File management commands available in the Project tool window also work in the navigation bar.

  • command + N – create a new file or directory
  • F5 – copy a file or directory
  • shift + F5 – clone a file or directory
  • F6 – move a file or directory
  • shift + F6 – rename a file or directory
  • backspace or delete – delete a file or directory

Performing these commands from the inline navigation bar minimizes context switching. It also avoids wasting screen space on the Project tool window.

Preview files from the navigation bar with “Quick Definition”, option + spacebar.
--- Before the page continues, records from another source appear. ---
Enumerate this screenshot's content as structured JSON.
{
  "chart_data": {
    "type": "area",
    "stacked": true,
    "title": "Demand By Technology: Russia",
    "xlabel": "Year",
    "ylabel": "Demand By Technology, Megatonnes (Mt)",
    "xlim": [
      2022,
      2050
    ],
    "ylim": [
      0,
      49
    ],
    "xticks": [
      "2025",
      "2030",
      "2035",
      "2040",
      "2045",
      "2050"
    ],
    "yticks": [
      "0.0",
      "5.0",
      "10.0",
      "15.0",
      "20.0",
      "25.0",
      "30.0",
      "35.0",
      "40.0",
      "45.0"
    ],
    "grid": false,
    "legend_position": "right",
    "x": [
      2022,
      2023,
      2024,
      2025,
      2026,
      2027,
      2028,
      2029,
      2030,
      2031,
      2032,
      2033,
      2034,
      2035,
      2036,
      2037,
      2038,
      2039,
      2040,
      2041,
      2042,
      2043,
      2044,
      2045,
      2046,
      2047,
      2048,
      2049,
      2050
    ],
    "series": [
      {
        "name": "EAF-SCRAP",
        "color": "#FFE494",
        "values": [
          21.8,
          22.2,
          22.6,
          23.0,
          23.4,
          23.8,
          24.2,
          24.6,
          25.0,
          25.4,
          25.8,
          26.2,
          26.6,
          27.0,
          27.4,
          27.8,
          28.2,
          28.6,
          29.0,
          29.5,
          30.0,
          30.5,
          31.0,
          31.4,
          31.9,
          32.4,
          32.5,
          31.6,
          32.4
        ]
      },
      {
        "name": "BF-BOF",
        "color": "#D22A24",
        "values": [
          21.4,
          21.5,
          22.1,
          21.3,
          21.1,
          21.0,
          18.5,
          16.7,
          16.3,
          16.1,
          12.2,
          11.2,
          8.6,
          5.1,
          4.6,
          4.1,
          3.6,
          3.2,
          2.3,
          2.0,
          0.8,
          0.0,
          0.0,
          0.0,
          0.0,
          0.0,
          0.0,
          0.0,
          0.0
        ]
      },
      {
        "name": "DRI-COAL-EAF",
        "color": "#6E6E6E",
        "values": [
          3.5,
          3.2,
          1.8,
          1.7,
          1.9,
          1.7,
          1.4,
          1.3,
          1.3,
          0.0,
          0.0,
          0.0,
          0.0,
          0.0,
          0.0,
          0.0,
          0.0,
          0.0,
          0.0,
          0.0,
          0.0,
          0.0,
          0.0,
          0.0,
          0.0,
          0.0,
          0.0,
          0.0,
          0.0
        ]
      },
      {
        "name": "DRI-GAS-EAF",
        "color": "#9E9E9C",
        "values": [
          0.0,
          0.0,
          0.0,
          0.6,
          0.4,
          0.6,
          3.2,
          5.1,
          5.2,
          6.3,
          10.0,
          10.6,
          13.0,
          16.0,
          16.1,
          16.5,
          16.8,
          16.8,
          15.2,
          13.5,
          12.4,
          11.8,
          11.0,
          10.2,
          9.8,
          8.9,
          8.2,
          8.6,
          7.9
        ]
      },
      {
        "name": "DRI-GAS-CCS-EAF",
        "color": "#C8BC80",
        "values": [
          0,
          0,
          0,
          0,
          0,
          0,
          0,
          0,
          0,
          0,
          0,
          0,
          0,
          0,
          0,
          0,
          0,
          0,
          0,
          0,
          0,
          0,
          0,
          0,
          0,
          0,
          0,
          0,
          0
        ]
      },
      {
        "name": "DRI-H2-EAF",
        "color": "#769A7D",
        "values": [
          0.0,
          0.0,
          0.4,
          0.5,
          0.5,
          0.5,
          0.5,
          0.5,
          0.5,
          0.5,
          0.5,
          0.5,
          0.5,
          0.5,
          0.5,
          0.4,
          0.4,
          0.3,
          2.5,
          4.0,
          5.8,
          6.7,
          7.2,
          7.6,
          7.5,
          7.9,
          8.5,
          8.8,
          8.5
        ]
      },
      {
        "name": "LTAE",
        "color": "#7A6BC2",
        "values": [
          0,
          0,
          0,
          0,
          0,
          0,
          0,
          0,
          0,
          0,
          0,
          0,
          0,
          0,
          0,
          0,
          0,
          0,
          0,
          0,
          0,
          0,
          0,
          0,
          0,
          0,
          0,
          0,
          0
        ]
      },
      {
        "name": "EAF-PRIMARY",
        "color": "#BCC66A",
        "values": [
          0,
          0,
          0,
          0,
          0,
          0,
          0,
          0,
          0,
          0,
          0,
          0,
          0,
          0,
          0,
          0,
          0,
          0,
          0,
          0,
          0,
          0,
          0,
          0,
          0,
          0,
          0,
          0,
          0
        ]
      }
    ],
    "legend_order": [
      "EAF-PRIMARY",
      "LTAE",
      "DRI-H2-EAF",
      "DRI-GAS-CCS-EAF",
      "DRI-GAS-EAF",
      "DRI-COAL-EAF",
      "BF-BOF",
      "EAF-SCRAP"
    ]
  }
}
navigation bar quick definition

Working Locally

Development of a particular feature or bug fix is often localized to a set of code and test files. An effective strategy is to find a known initial file with “Go to file”, command + shift + O, then work with and manage nearby related files and directories with the navigation bar. The navigation bar becomes a sort of local “Go to file” command.

  1. Ross says:

    Yet another awesome RubyMine feature I was unaware of. Great stuff Jared. For others on this page, don’t miss the prior article on quick commands:

    Now my question: Which keybindings are you using that map option + spacebar to “Quick Definition”?

  2. Jared Carroll says:

    Thanks Ross.

    I’m using the “Mac OS X 10.5+” keymap: . This PDF lists “Open quick definition lookup” as command + shift + I. However, this shortcut doesn’t work.

    When I search for “quick definition” in the “Find Action” search bar (command + shift + A) it lists the shortcut as option + spacebar.

    In the preferences dialog, the “Mac OS X 10.5+” keymap lists two “Quick Definition” shortcuts: option + spacebar, and command + Y.

  3. Nice article Jared. I find “command + E” also useful to open recent files.